Home Ownership Budget Measures Will Help, But Not Reignite, Real Estate Sector

The recently announced federal budget gives some relief to homeowners, but it is not expected to change the current condition of the real estate market in Kamloops, provincially or nationally. The number of listings on the market not only in Kamloops but nationally are up and the number of home sales are down. It would take a number of factors to change before this ratio adjusts.

The federal budget offered the following:  first time home buyer’s RRSP allowance was increased and tax credit was increased. There are also tax write-offs for home renovations.

In an uncertain market these allowances and tax cuts most likely won’t change the rate at which real estate is selling in B.C. but it will encourage current home owners who are on the fence about renovating their home to take the tax write-off as it will not be available forever.  The positive aspect of the new home renovation tax write-off  is it will keep people working. Some trades people in Kamloops have felt a slow down in their business. This stimulus should encourage home owners to consider hiring a professional to help with renovations.

Below I have included an article from the Vancouver Sun.

Potential home buyers won some small gains out of the federal budget that won’t necessarily re-spark activity in the declining residential real-estate sector, but do go along with the theme of offering incentives for consumers to spend.

In Tuesday’s budget, Finance Minister Jim Flaherty raised the limit for how much first-time home buyers can withdraw from RRSPs to make a down payment to $25,000 from $20,000 for individuals and $50,000 from $40,000 for couples.

Also for first-time purchasers, Flaherty included a 15-per-cent tax credit on home-purchase closing costs to a maximum of $5,000, which would be worth $750 off a buyer’s federal tax bill.

“Perhaps none of these things in and of themselves will be the turning point, or whatever,” Jim Murphy, CEO of the Canadian Association of Accredited Mortgage Professionals, said in an interview. “But they all help, and really it’s the issue of government trying to deal with the whole issue of consumer confidence.”

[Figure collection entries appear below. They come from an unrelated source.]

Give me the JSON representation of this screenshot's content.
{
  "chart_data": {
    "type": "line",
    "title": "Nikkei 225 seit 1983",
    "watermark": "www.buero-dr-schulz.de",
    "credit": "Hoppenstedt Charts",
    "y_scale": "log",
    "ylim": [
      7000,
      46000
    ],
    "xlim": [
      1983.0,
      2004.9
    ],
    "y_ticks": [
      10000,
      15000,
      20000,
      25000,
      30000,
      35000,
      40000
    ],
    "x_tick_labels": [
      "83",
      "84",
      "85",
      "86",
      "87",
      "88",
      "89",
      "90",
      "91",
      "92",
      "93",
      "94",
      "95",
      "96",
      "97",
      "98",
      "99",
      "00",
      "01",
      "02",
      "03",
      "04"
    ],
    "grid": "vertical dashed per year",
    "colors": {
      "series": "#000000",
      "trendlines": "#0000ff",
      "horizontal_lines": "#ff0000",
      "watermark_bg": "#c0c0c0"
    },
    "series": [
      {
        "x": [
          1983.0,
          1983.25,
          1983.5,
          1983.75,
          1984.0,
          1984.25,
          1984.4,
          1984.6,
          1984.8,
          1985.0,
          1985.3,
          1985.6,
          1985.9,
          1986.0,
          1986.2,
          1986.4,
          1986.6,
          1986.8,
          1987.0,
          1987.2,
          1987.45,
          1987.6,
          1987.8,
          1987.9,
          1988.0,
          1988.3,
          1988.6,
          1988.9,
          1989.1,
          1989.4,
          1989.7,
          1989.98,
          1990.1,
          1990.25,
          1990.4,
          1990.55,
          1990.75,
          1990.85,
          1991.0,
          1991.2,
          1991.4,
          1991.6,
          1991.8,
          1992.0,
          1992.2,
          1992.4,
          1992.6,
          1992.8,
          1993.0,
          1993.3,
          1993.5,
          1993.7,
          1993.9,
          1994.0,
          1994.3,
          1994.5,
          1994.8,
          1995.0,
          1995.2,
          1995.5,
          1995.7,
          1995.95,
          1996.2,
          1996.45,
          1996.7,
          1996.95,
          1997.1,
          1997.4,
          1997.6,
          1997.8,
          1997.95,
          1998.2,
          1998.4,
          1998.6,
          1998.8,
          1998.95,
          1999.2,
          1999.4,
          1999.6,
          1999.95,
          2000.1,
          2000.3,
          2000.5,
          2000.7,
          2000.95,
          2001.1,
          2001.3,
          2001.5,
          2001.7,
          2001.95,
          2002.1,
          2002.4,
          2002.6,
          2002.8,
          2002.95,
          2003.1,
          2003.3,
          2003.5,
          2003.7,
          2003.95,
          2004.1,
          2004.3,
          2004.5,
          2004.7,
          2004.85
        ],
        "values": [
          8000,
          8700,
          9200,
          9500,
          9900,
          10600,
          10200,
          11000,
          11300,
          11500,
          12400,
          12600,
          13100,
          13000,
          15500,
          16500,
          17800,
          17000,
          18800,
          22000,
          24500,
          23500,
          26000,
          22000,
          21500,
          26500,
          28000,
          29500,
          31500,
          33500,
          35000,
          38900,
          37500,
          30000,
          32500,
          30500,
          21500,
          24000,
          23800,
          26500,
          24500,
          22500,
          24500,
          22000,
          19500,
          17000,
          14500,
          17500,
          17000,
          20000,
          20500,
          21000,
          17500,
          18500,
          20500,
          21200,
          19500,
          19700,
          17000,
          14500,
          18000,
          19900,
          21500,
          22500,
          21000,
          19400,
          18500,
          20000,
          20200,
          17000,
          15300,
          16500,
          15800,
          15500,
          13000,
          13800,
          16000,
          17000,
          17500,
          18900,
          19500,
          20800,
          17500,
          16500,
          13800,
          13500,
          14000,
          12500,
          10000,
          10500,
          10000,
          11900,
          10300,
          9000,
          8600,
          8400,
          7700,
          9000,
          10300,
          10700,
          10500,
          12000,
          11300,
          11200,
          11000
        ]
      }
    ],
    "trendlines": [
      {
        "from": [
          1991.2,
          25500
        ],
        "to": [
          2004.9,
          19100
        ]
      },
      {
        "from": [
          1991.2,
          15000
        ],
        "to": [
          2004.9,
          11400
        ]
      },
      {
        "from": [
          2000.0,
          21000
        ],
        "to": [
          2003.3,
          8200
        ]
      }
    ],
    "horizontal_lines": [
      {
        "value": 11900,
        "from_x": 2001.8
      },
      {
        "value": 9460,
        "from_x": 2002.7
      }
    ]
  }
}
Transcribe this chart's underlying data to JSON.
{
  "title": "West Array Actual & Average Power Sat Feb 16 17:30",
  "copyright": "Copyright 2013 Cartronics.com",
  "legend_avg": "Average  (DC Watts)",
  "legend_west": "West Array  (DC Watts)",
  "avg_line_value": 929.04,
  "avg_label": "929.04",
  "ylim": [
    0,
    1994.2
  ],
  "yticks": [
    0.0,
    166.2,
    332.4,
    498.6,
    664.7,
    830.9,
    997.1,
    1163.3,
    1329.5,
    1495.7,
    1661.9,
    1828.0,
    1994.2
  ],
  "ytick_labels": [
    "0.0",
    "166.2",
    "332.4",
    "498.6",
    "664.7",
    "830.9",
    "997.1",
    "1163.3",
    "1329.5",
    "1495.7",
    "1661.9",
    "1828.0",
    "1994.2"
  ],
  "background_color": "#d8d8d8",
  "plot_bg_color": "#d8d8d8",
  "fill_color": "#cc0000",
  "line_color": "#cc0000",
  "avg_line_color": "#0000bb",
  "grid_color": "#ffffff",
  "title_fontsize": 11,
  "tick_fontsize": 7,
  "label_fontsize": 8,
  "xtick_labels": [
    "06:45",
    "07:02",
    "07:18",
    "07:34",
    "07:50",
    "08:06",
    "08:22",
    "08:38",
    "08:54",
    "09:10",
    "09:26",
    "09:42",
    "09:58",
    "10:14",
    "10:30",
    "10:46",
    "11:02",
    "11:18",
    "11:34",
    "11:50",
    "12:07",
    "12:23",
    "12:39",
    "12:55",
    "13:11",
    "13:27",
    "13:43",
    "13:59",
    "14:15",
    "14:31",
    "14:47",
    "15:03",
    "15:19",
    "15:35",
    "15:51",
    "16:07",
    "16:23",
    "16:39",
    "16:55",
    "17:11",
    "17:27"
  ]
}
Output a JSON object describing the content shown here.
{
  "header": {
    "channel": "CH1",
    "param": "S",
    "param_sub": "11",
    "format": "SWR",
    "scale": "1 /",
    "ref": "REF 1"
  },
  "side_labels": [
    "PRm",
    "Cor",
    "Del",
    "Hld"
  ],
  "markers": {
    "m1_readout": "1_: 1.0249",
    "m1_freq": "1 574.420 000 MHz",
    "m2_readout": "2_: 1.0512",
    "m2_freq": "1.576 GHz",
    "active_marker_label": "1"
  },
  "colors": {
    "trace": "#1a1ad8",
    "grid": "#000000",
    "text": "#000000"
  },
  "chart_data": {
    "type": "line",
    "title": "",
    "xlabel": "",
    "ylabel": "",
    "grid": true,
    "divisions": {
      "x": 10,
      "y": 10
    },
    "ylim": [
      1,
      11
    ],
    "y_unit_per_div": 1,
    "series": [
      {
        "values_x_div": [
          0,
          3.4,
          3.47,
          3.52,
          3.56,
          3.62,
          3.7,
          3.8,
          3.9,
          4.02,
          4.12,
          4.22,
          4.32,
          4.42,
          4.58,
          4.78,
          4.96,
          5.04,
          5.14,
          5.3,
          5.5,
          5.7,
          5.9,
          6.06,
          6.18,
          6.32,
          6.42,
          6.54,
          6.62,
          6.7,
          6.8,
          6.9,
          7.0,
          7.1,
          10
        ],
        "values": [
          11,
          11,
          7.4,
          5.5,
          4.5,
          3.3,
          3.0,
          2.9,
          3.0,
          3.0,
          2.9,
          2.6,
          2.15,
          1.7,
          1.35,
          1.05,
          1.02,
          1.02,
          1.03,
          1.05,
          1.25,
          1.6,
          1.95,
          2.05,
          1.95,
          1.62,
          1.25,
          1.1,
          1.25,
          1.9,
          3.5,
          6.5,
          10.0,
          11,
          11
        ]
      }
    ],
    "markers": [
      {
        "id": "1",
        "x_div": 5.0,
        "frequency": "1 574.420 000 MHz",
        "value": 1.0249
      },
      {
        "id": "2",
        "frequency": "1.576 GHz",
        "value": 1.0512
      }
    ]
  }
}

Murphy said the RRSP home buyer program, first initiated in 1992, has been a very popular program, and that more buyers “than you might think” take advantage of it.

The program allows buyers to withdraw money from their retirement investments tax free for use as part of their down payment so long as they pay it back into their RRSP accounts within 15 years.
The federal government has estimated increasing the limit will cost $15 million a year over the next two years.

The tax credit on closing costs is expected to be more expensive, costing the federal treasury $30 million in fiscal 2008-09, $175 million in 2009-10 and $180 million in 2010-11.

Increasing the limit on RRSP withdrawals to keep step with rising home prices is something the mortgage industry and realtors have been advocating for a long time, Murphy said, and he expects there will be buyers who do use the extra money.

And while the $10,000 increase in the limit for a couple might not be a huge increase, Murphy said it can help reduce the principal of mortgages buyers take out, or help push them over the threshold for not requiring mortgage insurance on their transaction.

“Every little bit helps,” Murphy said.

Dave Watt, president of the Real Estate Board of Greater Vancouver, added that home sales have considerable spin-offs in terms of the furniture new homeowners tend to buy and home improvements they tend to make.

And the whole thrust of Flaherty’s budget was to encourage average people to spend, says Lincoln Schreiner, a Vancouver-based tax-practice partner in the firm PricewaterhouseCoopers.

“When you go into a situation where people start to talk socially about whether their job is going to be there or not, you’re going to be more cautious,” Schreiner said. “People start cutting back on spending, and it becomes like a tidal wave.”